Переиначив знаменитый афоризм, сформулирую это так: у того, кто по молодости лет не попал под влияние Ницше, нет сердца; у того же, кто и в зрелом возрасте продолжает исповедовать кредо великого немца, нет головы. Впрочем, о Ницше за последние сто лет написано столько, что сложно сказать нечто новое. Потому в заключение приведу слова Бертрана Рассела - подобно Казандзакису, также практически современнику Ницше. Слова эти, пожалуй, в максимальной мере отражают и собственно моё отношение в знаменитому немцу:
«Нельзя отрицать, что Ницше оказал огромное влияние, но не на философов-специалистов, а на людей литературы и искусства. Надо также признать, что его пророчества о будущем до сих пор оказываются более правильными, чем предсказания либералов и социалистов. Если Ницше - просто симптом болезни, то, должно быть, эта болезнь очень широко распространена в современном мире. Тем не менее в нем много такого, что надо отвергнуть просто как манию величия. Говоря о Спинозе, он пишет: «Сколько личной робости и уязвимости выдаст этот маскарад больного затворника!» То же самое можно сказать и о нем самом, но с меньшим колебанием, ибо он не поколебался сказать так о Спинозе. Ясно, что в своих снах наяву он был воином, а не профессором, все люди, которыми он восхищался, были военными. Его мнение о женщинах, как у каждого мужчины, есть объективизация того чувства, которое он к ним испытывал, а это, очевидно, было чувство страха. «Не забудь плетку!» - но 9 женщин из 10 вырвали бы у него эту плетку, и он это знал, поэтому он держался подальше от женщин и тешил свое раненое тщеславие злыми замечаниями.
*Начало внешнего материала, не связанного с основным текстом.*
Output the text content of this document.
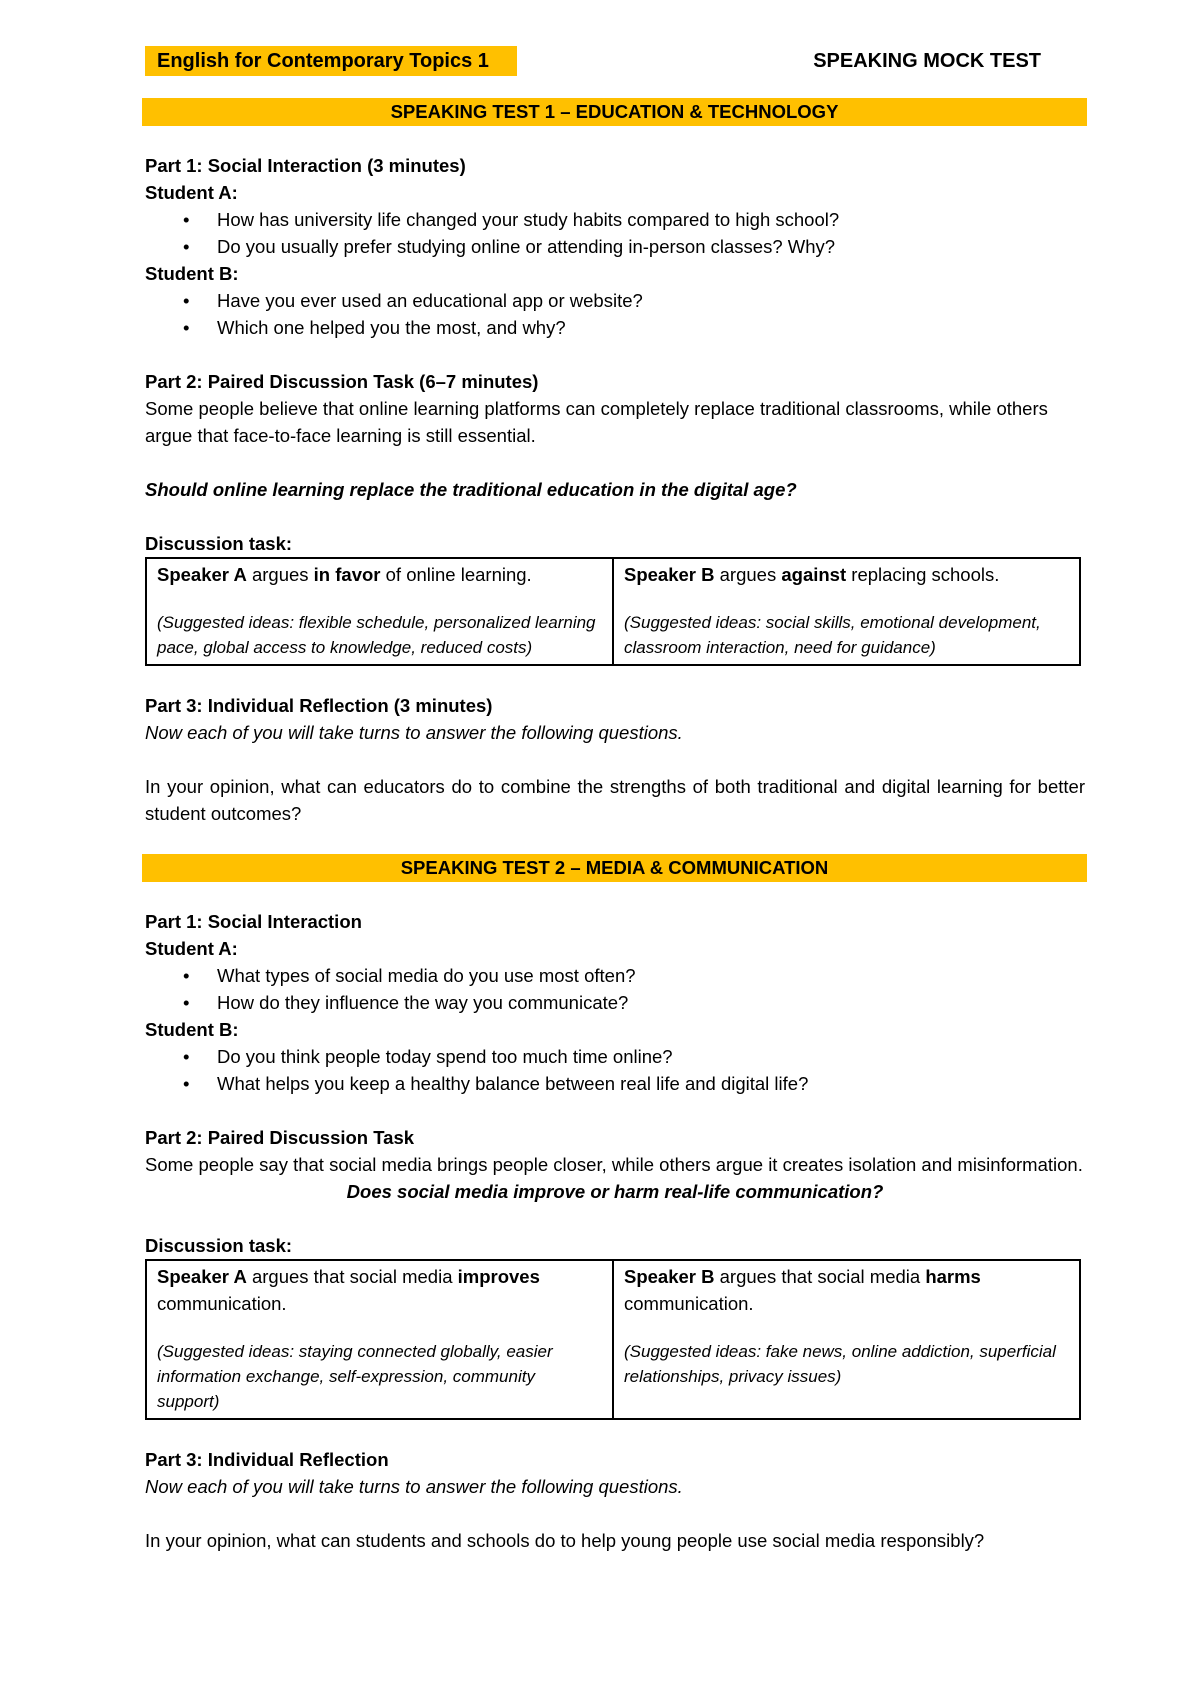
English for Contemporary Topics 1	SPEAKING MOCK TEST
SPEAKING TEST 1 – EDUCATION & TECHNOLOGY
Part 1: Social Interaction (3 minutes)
Student A:
• How has university life changed your study habits compared to high school?
• Do you usually prefer studying online or attending in-person classes? Why?
Student B:
• Have you ever used an educational app or website?
• Which one helped you the most, and why?
Part 2: Paired Discussion Task (6–7 minutes)
Some people believe that online learning platforms can completely replace traditional classrooms, while others argue that face-to-face learning is still essential.
Should online learning replace the traditional education in the digital age?
Discussion task:
Speaker A argues in favor of online learning.
(Suggested ideas: flexible schedule, personalized learning pace, global access to knowledge, reduced costs)

Speaker B argues against replacing schools.
(Suggested ideas: social skills, emotional development, classroom interaction, need for guidance)
Part 3: Individual Reflection (3 minutes)
Now each of you will take turns to answer the following questions.
In your opinion, what can educators do to combine the strengths of both traditional and digital learning for better student outcomes?
SPEAKING TEST 2 – MEDIA & COMMUNICATION
Part 1: Social Interaction
Student A:
• What types of social media do you use most often?
• How do they influence the way you communicate?
Student B:
• Do you think people today spend too much time online?
• What helps you keep a healthy balance between real life and digital life?
Part 2: Paired Discussion Task
Some people say that social media brings people closer, while others argue it creates isolation and misinformation.
Does social media improve or harm real-life communication?
Discussion task:
Speaker A argues that social media improves communication.
(Suggested ideas: staying connected globally, easier information exchange, self-expression, community support)

Speaker B argues that social media harms communication.
(Suggested ideas: fake news, online addiction, superficial relationships, privacy issues)
Part 3: Individual Reflection
Now each of you will take turns to answer the following questions.
In your opinion, what can students and schools do to help young people use social media responsibly?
… Ницше никогда не приходило в голову, что стремление к власти, которым он одаряет своего сверхчеловека, само порождено страхом. Те, кто не боится своих соседей, не видят необходимости властвовать над ними. Люди, победившие страх, не имеют неистовой способности неронов - «художников-тиранов» Ницше - искать наслаждения в музыке и резне, в то время, как их сердца полны страха перед неизбежным дворцовым переворотом. Я не стану отрицать, что частично в результате распространения учения Ницше реальный мир стал очень похож на его кошмар, только кошмар от этого не делается менее отвратительным».
***
В заключение, о некоторых особенностях, связанных с переводом последующего текста. Представляет он собой перевод с английского, поскольку греческого исходника мне найти не удалось. Тем не менее, фатальным это не считаю, поскольку текст, на мой взгляд, весьма прост и понятен, а также лишен каких-либо поэтических образов и символов, что могут потеряться при таком многоступенчатом переводе. Единственную проблему представляют собой цитаты: фрагменты «Отчёта перед Эль Греко» цитируются в переводе Олега Цыбенко, но вот что касается диссертации Казандзакиса, то последний в своей работе довольствуется лишь кавычками, совершенно не трудясь указать, какое именно произведение Ницше он цитирует, - что в принципе логично, поскольку греческой публике названия этих произведений ничего не говорили, не будучи даже переведёнными на греческий язык (это впоследствии сделает сам Казандзакис). Соответственно, там, где мне удалось идентифицировать цитату с какой-либо работой Ницше, переведенной на русский язык, я привожу чужой перевод, в скобках указывая лишь название произведения, дабы не перегружать текст излишним количеством сносок и примечаний. Там же, где происхождение цитаты не указано, идёт мой перевод. На данный момент мной выложено около трети работы Казандзакиса. Остальные части будут выкладываться по мере готовности.